Premier Bart De Wever (N-VA) heeft in de Kamer uitleg gegeven over het recente uitstel van de federale begrotingsonderhandelingen. Volgens hem is het niet omdat het stil blijft, dat er niets gebeurt. Tegelijk richtte hij zich scherp tot zijn coalitiepartners, die hij opriep tot “ernst en discretie”.
Vorige week kreeg De Wever van koning Filip vijftig dagen de tijd om met zijn regering een akkoord te vinden over de meerjarenbegroting. Die opdracht is allesbehalve eenvoudig. Om te voldoen aan de Europese begrotingsregels, moet België tegen 2029 zo’n 9,2 miljard euro besparen, oplopend tot 10 miljard in 2030.
In de Kamer ging de premier donderdag in op de kritiek van de oppositie, die sprak van een stilstand. “Hebben wij de afgelopen dagen niets gedaan?

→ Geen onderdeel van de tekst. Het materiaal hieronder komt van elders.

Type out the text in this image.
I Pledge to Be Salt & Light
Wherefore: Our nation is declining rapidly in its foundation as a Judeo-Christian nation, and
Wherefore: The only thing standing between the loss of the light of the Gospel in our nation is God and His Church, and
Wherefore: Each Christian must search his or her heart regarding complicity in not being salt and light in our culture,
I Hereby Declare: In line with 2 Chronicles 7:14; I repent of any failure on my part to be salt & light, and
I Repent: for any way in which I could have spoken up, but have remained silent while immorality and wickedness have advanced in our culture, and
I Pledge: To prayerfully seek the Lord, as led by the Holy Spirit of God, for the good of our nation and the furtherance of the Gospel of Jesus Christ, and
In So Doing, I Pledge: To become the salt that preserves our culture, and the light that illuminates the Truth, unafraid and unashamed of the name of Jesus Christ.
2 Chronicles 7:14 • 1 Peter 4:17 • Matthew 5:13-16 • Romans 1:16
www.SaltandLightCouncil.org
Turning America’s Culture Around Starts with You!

Vaak is het zo: als je niets ziet, gebeurt er het meest,” zei De Wever. “Natuurlijk zijn er wel stappen gezet, met de hoop om tot een akkoord te komen.”

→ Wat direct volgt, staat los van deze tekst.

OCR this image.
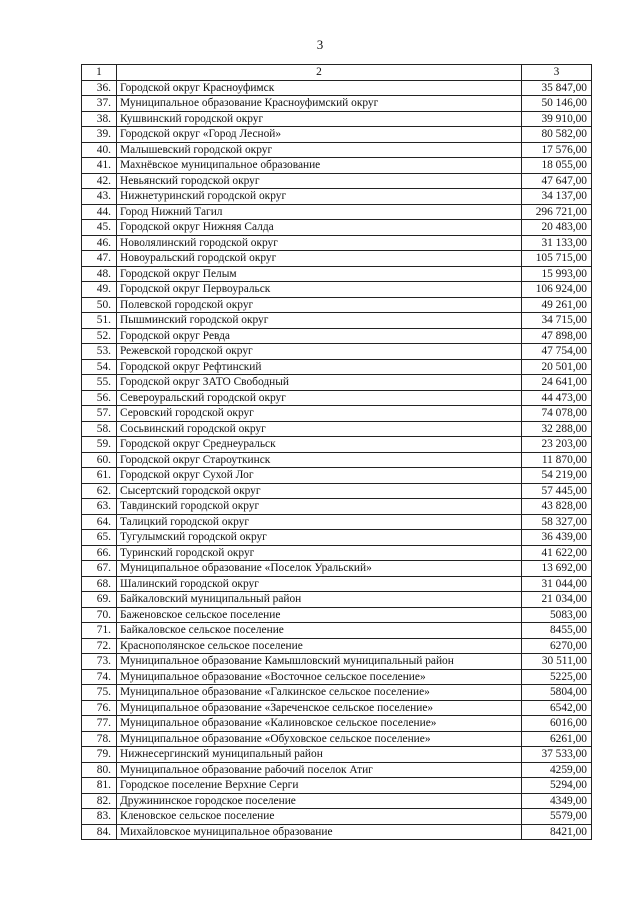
3
1	2	3
36.	Городской округ Красноуфимск	35 847,00
37.	Муниципальное образование Красноуфимский округ	50 146,00
38.	Кушвинский городской округ	39 910,00
39.	Городской округ «Город Лесной»	80 582,00
40.	Малышевский городской округ	17 576,00
41.	Махнёвское муниципальное образование	18 055,00
42.	Невьянский городской округ	47 647,00
43.	Нижнетуринский городской округ	34 137,00
44.	Город Нижний Тагил	296 721,00
45.	Городской округ Нижняя Салда	20 483,00
46.	Новолялинский городской округ	31 133,00
47.	Новоуральский городской округ	105 715,00
48.	Городской округ Пелым	15 993,00
49.	Городской округ Первоуральск	106 924,00
50.	Полевской городской округ	49 261,00
51.	Пышминский городской округ	34 715,00
52.	Городской округ Ревда	47 898,00
53.	Режевской городской округ	47 754,00
54.	Городской округ Рефтинский	20 501,00
55.	Городской округ ЗАТО Свободный	24 641,00
56.	Североуральский городской округ	44 473,00
57.	Серовский городской округ	74 078,00
58.	Сосьвинский городской округ	32 288,00
59.	Городской округ Среднеуральск	23 203,00
60.	Городской округ Староуткинск	11 870,00
61.	Городской округ Сухой Лог	54 219,00
62.	Сысертский городской округ	57 445,00
63.	Тавдинский городской округ	43 828,00
64.	Талицкий городской округ	58 327,00
65.	Тугулымский городской округ	36 439,00
66.	Туринский городской округ	41 622,00
67.	Муниципальное образование «Поселок Уральский»	13 692,00
68.	Шалинский городской округ	31 044,00
69.	Байкаловский муниципальный район	21 034,00
70.	Баженовское сельское поселение	5083,00
71.	Байкаловское сельское поселение	8455,00
72.	Краснополянское сельское поселение	6270,00
73.	Муниципальное образование Камышловский муниципальный район	30 511,00
74.	Муниципальное образование «Восточное сельское поселение»	5225,00
75.	Муниципальное образование «Галкинское сельское поселение»	5804,00
76.	Муниципальное образование «Зареченское сельское поселение»	6542,00
77.	Муниципальное образование «Калиновское сельское поселение»	6016,00
78.	Муниципальное образование «Обуховское сельское поселение»	6261,00
79.	Нижнесергинский муниципальный район	37 533,00
80.	Муниципальное образование рабочий поселок Атиг	4259,00
81.	Городское поселение Верхние Серги	5294,00
82.	Дружининское городское поселение	4349,00
83.	Кленовское сельское поселение	5579,00
84.	Михайловское муниципальное образование	8421,00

Frustratie over communicatie
De Wever liet verstaan dat hij niet te spreken is over de manier waarop sommige coalitiepartners communiceren over de lopende onderhandelingen. “Veel kan ik daarover niet zeggen, elk woord is er een te veel”, klonk het. Daarmee verwees hij duidelijk naar partijgenoten binnen de meerderheid die geregeld uitspraken doen in de pers of op sociale media.

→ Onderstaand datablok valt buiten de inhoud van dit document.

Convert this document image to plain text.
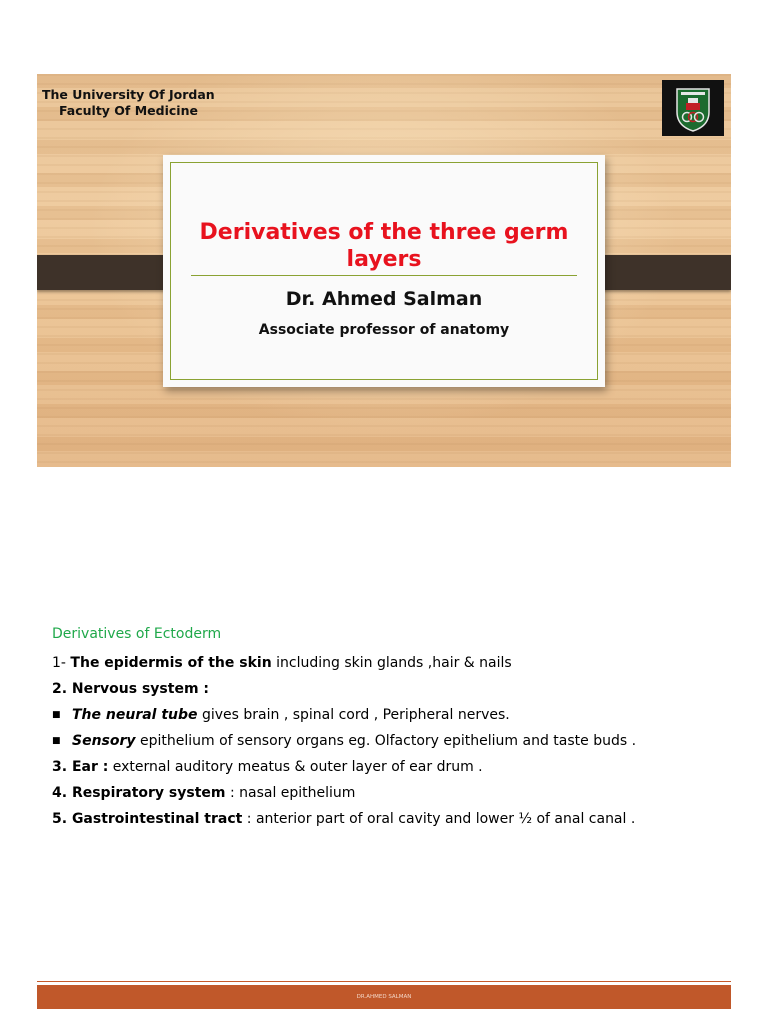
The University Of Jordan
Faculty Of Medicine
Derivatives of the three germ layers
Dr. Ahmed Salman
Associate professor of anatomy
Derivatives of Ectoderm
1- The epidermis of the skin including skin glands ,hair & nails
2. Nervous system :
■ The neural tube gives brain , spinal cord , Peripheral nerves.
■ Sensory epithelium of sensory organs eg. Olfactory epithelium and taste buds .
3. Ear : external auditory meatus & outer layer of ear drum .
4. Respiratory system : nasal epithelium
5. Gastrointestinal tract : anterior part of oral cavity and lower ½ of anal canal .
DR.AHMED SALMAN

“Het zou ongelooflijk zijn, moest elke partner van de meerderheid dat adagium ter harte nemen”, vervolgde De Wever met lichte ironie. “Ik weet dat ik mij illusies maak, maar ik kan het maar proberen.”
De premier riep zijn coalitiepartners op om “constructief mee te werken” en dat te doen met “ernst en discretie”. Hij maakte ook duidelijk dat de huidige termijn niet opnieuw zal worden verlengd. “Als het sneller kan, hoeft het zeker niet zo lang meer te duren”, besloot hij.